The thought of hosting them worried me. My flat was a decrepit pigeonhole even the watchman pitied. I had no furniture; A dead refrigerator stored four plates, 3 spoons and forks each, two cooking woks, a coffee mug, and seven glasses. Why seven glasses? Priorities you know. Besides, there was this disastrous electrical wiring that caused two near heart attacks about which I shall write elsewhere. To sum it up, it was something of a ghetto minus the nefarious activities that come with one.
Worse, the "house" sat next to a bar with the same name as an ex-girlfriend. After our bitter breakup, I couldn’t tolerate anything connected to her — our favorite songs, films, not even my old car, which I nearly disposed of, leaving it in Kerala at my parents', not that they used it much. Whenever I stepped out of my apartment building, I wouldn't look up to avoid seeing the "Her Name" Bar and Restaurant signboard. Eventually, one weekend afternoon, I forced myself to walk into that Her Name bar. The beer was cheap and nice, the snacks edible, and slowly the place became my weekend haunt.

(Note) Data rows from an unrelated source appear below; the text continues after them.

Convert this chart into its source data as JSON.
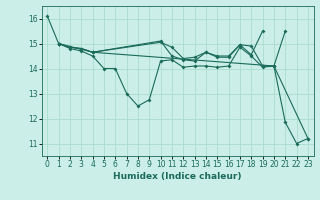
{
  "title": "",
  "xlabel": "Humidex (Indice chaleur)",
  "background_color": "#cceee8",
  "grid_color": "#aaddcc",
  "line_color": "#1a6b5a",
  "xlim": [
    -0.5,
    23.5
  ],
  "ylim": [
    10.5,
    16.5
  ],
  "yticks": [
    11,
    12,
    13,
    14,
    15,
    16
  ],
  "xticks": [
    0,
    1,
    2,
    3,
    4,
    5,
    6,
    7,
    8,
    9,
    10,
    11,
    12,
    13,
    14,
    15,
    16,
    17,
    18,
    19,
    20,
    21,
    22,
    23
  ],
  "line1_x": [
    0,
    1,
    2,
    3,
    4,
    5,
    6,
    7,
    8,
    9,
    10,
    11,
    12,
    13,
    14,
    15,
    16,
    17,
    18,
    19,
    20,
    21,
    22,
    23
  ],
  "line1_y": [
    16.1,
    15.0,
    14.8,
    14.7,
    14.5,
    14.0,
    14.0,
    13.0,
    12.5,
    12.75,
    14.3,
    14.35,
    14.05,
    14.1,
    14.1,
    14.05,
    14.1,
    14.85,
    14.5,
    14.05,
    14.1,
    11.85,
    11.0,
    11.2
  ],
  "line2_x": [
    1,
    2,
    3,
    4,
    10,
    11,
    12,
    13,
    14,
    15,
    16,
    17,
    18,
    19,
    20,
    21
  ],
  "line2_y": [
    15.0,
    14.85,
    14.8,
    14.65,
    15.05,
    14.85,
    14.4,
    14.45,
    14.65,
    14.5,
    14.5,
    14.95,
    14.9,
    14.1,
    14.1,
    15.5
  ],
  "line3_x": [
    1,
    2,
    3,
    4,
    10,
    11,
    12,
    13,
    14,
    15,
    16,
    17,
    18,
    19
  ],
  "line3_y": [
    15.0,
    14.85,
    14.8,
    14.65,
    15.1,
    14.5,
    14.35,
    14.3,
    14.65,
    14.45,
    14.45,
    14.95,
    14.55,
    15.5
  ],
  "line4_x": [
    1,
    4,
    20,
    23
  ],
  "line4_y": [
    15.0,
    14.65,
    14.1,
    11.2
  ]
}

On the previous day of the trip, the Bangalore office organized a farewell lunch for four of us — two transfers, including me, and two exits — at a long-awaited buffet at Absolute Barbeque. Stuffed to the gills, I still joined Jose that evening for beers and chicken starters at Her-Name bar.
“So this is your "beloved" place?” he asked, scanning the dim interior. It was packed for once. “Not bad. Chilled beer, decent food. Not so bitter after all.”
Sachin came later, and for once we called it an early night. The alarm was set for 3 AM.
At dawn, as sunlight streaked behind a British Airways jet on the tarmac, the three of us were already in motion. Bangalore was behind us. The Northeast awaited.